KUALA LUMPUR, July 26 (Xinhua) -- Malaysian Prime Minister Najib Razak would start a visit to the Netherlands on Wednesday and would meet his counterpart Mark Rutte there for talks on MH17, according to a statement released by the Prime Minister's Office on Saturday.
It said that the two leaders would discuss the MH17 incident, especially whether Malaysian pathologists could help expedite the process of identifying the human remains.
"The prime ministers will also discuss securing full access to the crash site. Full access to the crash site and the ability to collect evidence is required so that the international team can complete a comprehensive investigation to determine the cause of the crash, and who was responsible," the statement said.
It quoted Najib as saying on Saturday that his priority now was to ensure the international investigators were given full and secure access to the site, which would require the cooperation of both those in control of the crash site and the Ukrainian armed forces.

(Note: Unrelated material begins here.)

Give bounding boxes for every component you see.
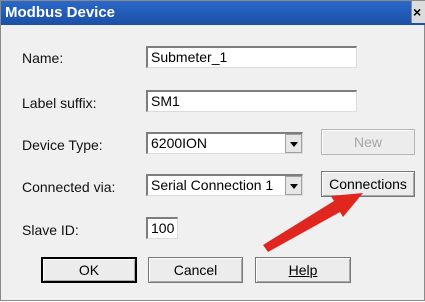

It said that since Malaysia made an agreement with those in control of the crash site, a team of three Malaysian investigators had visited the crash site on three separate occasions -- on July 22, 23, and 24, each of which lasted about three hours.
"The investigators managed to observe some of the crash site, and take notes and photographs. However, given its large size, they have been unable to visit the entire crash site," it said.
It said the Malaysian team believed that at least 30 investigators would be required to cover the entire site in addition to themselves, the three Dutch investigators and one International Civil Aviation Organization member that has been present. However, "events on the ground -- including ongoing fighting between Ukrainian and separatist forces -- prevent such a large contingent of investigators being deployed," it added.
The statement said that a preliminary report of the findings were currently being compiled by the Malaysian investigators. " Once the report is finalized, they plan to return to the crash site, if possible with a larger contingent of investigators and in more secure circumstances," it said.